Outsourcing-Pharma (OSP) caught up with Melissa Bomben (MB), vice president, strategic resourcing, clinical solutions, Syneos Health, who recently spoke at the SCOPE Summit in Orland, FL.
OSP: Is the industry moving toward strategic partnerships or a vendor selection process? How has this evolved?
MB: Partnering has continued to diversify and adapt to the development needs of sponsors across the continuum from small biotech to large-scale pharma. Relationships range from transactional outsourcing to strategic, even exclusive partnerships.
There is no singular trend, but rather an evolution toward customization, fit-for-purpose, and hybridization of partnership models.
OSP: What causes partnerships to be misaligned with a procurement selection process?
MB: Sourcing strategies are often guided by the selection criteria put in place through the procurement process to ensure comparability across potential suppliers. If the selection criteria – often technical, transactional, and traditional – are not filtered through the lens of the overarching clinical strategy – misalignment is baked into the selection process, and without correction can continue into implementation and delivery.
OSP: How does this affect development?
MB: This misalignment will negatively impact clinical solutions development from the start by encumbering progress. Lack of agreement creates tension, sometimes resistance, takes time to sort out and resolve, and is costly.
OSP: What are the different needs of procurement, the business, and prospective partners?
MB: The challenge comes in balancing priorities of key stakeholder organizations: (a) the need for procurement to establish selection criteria, (b) the need for the business to ensure operational delivery and (c) the need for prospective suppliers to demonstrate value. Add to this mix the pursuit for innovative approaches, and the result is that there is an absence of a shared goal.
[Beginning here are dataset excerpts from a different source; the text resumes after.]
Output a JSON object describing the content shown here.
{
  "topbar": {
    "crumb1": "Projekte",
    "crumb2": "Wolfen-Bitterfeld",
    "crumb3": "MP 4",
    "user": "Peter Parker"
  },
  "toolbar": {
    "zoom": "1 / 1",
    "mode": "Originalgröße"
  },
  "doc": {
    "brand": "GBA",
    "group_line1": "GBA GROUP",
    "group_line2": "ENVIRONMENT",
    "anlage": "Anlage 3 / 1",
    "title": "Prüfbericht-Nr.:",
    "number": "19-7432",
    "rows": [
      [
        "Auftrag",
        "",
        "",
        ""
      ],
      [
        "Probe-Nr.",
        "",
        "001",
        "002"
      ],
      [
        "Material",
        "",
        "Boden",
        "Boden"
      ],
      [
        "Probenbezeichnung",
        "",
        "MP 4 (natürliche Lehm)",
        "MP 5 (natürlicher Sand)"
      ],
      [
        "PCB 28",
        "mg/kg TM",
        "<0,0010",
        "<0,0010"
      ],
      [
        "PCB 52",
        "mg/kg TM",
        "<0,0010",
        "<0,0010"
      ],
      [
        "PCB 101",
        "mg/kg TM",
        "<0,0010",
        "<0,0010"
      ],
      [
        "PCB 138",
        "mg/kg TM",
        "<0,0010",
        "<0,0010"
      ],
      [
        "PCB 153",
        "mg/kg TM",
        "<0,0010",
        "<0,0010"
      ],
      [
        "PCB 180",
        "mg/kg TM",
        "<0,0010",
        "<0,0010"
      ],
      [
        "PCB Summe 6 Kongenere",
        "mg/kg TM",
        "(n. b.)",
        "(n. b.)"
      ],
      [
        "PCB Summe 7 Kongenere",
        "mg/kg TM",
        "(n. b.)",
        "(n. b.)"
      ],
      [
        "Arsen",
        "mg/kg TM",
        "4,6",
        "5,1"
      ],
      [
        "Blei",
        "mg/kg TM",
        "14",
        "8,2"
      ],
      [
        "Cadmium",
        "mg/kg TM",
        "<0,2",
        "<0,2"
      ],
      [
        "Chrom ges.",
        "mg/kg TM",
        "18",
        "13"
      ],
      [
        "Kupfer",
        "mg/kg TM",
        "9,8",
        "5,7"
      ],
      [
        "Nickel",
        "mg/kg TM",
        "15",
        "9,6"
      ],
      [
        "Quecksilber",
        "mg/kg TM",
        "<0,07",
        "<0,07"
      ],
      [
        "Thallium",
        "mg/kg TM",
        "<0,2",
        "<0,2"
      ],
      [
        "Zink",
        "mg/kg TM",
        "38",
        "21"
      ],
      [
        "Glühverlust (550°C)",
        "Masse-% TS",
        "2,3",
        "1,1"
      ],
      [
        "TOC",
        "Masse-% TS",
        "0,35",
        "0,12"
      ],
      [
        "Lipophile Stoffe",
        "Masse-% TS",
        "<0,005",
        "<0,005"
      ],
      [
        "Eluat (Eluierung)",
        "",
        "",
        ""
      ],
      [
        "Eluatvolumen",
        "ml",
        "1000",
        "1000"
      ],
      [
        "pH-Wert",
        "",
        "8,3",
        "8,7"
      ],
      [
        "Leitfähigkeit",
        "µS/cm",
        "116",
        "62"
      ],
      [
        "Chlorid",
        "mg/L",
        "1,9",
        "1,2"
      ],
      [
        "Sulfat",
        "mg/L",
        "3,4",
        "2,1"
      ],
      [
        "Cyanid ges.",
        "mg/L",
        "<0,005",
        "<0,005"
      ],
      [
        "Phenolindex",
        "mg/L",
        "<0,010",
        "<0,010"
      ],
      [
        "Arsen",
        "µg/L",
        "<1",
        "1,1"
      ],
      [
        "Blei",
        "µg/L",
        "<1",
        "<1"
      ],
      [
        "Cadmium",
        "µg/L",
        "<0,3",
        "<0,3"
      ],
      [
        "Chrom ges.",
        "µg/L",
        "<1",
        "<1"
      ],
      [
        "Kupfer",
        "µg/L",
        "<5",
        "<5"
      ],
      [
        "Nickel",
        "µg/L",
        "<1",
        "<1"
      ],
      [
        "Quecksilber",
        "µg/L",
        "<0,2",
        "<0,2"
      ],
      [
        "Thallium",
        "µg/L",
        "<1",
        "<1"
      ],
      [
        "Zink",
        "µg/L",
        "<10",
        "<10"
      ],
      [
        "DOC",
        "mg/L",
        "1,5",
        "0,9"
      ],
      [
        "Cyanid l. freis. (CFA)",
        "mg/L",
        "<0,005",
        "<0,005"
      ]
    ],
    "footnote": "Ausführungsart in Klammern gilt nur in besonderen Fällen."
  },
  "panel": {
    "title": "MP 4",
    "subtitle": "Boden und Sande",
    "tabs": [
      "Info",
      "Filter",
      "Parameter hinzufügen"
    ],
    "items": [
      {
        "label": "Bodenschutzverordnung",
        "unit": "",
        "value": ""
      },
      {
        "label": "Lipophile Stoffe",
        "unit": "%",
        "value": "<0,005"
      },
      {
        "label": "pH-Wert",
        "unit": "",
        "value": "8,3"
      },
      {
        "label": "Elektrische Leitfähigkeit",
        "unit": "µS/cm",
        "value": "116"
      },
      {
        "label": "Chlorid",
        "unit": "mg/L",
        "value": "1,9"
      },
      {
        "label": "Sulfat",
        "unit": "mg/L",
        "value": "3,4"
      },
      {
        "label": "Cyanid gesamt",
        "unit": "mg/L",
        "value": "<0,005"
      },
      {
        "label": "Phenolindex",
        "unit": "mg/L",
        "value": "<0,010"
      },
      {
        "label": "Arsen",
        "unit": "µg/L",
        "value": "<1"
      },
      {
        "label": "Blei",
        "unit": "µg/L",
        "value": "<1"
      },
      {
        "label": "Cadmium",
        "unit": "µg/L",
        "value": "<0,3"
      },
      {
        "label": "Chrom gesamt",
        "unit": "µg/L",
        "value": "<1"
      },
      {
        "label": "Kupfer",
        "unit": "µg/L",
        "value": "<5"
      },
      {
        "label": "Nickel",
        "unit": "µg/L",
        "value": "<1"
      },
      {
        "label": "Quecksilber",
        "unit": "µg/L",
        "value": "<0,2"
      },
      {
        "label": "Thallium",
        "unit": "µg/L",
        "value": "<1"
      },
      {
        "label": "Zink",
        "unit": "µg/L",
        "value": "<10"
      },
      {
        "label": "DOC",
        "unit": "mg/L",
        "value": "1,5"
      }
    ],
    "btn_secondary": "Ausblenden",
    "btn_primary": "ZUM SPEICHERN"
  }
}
OSP: How can these be balanced?
MB: Well before the RFP, sponsors are encouraged to ask their various stakeholders: What are we trying to solve for in our clinical partnership strategy? Use the results of this inquiry as the basis to establish a shared goal among stakeholders.
Additionally, determining an organization’s readiness for adjustment in control / oversight to gain efficiencies is another contributing factor to consider. Implementing a sourcing strategy requires adjustment in control.
Knowledge of operating in various models, and deliberate change management to integrate these features within an existing organization are not just determined in the governance charter. It is set up in the clinical strategy, and choices in this area have a significant impact on cost.
The lack of alignment on clinical strategy within the sponsor organization (goals differ in operations v. procurement) cannot be overcome by a change in model.
OSP: What is the standard bid defense structure and single POC buying mold? And how can stakeholders work together to break this? – and why should they?
MB: Simply put, there is increasing interest in moving beyond the limitations of the transactional RFP-bid defense structure, as a mechanism to invite greater creativity and innovative options into the dialogue.
Many sourcing relationships are seeing success by inviting consultation from the supplier community earlier in the selection process and engaging in shared goal setting beyond the sponsor structure to include suppliers in the equation.